The American Jobs Act has many pieces to it: infrastructure, transportation, infrastructure bank, tax credits for hiring the unemployed and a tax reduction for every American working through the payroll tax reduction. A good program. We're now in the middle of January. By the end of February, Congress will have to face the reality of terminating the payroll tax reduction and raising taxes on every American or continuing it. For me, we ought to continue it, and we also ought to continue the unemployment benefits because the jobs are not yet there. Had we passed the American Jobs Act, there would be far more jobs available. That has not yet happened.

And so we will face some very tough sledding ahead as we debate how shall we pay for this; how shall we pay for the February 29 extension of the payroll tax reduction and the unemployment insurance. Our Republican friends have basically said we ought to pay for it by taxing the middle class and by reducing those programs that the middle class depends upon, from health care to jobs to education. The Democrats have a different plan.
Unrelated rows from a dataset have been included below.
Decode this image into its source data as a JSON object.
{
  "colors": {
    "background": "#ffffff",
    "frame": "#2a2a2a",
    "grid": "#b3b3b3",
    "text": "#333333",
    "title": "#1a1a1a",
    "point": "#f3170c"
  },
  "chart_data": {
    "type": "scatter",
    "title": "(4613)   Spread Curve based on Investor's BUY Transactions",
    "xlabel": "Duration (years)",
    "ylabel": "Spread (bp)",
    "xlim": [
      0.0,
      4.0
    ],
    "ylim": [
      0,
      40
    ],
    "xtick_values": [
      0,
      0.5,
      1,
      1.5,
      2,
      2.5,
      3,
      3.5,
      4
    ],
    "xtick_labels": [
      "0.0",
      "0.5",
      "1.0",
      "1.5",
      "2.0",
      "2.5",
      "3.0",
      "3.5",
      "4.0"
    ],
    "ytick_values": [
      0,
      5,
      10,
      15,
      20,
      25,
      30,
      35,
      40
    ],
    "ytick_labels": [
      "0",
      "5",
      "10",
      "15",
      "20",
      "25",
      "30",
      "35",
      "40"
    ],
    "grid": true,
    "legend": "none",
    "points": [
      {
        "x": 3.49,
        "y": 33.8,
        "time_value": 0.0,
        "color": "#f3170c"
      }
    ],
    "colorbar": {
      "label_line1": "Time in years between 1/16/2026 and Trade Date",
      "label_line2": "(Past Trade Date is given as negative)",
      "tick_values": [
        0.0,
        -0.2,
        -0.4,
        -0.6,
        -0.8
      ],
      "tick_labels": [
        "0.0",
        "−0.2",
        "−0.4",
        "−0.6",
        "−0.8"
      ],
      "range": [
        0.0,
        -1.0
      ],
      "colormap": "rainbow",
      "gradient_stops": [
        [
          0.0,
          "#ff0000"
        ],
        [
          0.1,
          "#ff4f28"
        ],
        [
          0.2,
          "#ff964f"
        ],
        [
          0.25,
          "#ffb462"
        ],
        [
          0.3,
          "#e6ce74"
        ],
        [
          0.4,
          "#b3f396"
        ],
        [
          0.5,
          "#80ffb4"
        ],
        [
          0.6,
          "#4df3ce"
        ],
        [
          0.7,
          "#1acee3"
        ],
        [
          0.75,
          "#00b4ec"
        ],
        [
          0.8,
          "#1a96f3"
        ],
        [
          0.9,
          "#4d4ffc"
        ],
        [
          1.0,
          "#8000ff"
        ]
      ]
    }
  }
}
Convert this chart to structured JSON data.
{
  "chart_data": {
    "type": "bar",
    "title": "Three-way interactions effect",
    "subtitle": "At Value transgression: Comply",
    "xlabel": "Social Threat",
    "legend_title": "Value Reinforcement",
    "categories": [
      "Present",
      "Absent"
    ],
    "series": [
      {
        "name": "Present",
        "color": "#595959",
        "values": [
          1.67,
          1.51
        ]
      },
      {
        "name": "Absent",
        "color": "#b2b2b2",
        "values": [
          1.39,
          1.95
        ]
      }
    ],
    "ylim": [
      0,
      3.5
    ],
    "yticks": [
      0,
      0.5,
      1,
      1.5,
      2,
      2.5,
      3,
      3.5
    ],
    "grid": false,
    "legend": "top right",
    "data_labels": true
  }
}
We think President Obama is correct that we ought to ask those that have been so extraordinarily successful in the last two decades, the super-rich in America, the top 1 percent, to pay their fair share in keeping Americans in their jobs and providing them with enough food that they can eat and pay their rent through the unemployment insurance.

Let me just show you a chart here of why those superwealthy, those whose annual income is over $1 million a year, why they can pay just a little bit more. The bottom three lines here are the bottom three-quarters of the population. The low, those in poverty, low, middle and middle class. The top line are those in the very top, the top 10 percent. They've seen their wealth grow by extraordinary numbers, some 350 percent increase in theirs, while down here at the bottom, very, very little. In fact, most of this comes from two, from the husband and wife both working, two members of the family working.

There's plenty of opportunity here. The President has suggested a very small tax increase of 3 1/2 percent of that amount over $1 million. It's not going to bust anybody's bank. They're still going to have plenty of money to go to their golfing and buy whatever they need to buy. But what will happen is Americans will continue to have an unemployment check if that job is not available to them, and Americans will also be able to see a reduction in their payroll tax so that they, too, can participate in this American economy.

So with that, I think we'll wrap it up for the evening. And we want to keep in mind that America can make it when we make it in America. Federal policy is critical if we're going to succeed. There are many things we can do. We have reviewed some of them here tonight, and we'll be talking more about it as this week and next week goes on and we approach that February 29, once-every-3-year opportunity for this Nation to do what's right for those men and women and working families out there and for those who are unemployed.

Mr. Speaker, I yield back the balance of my time.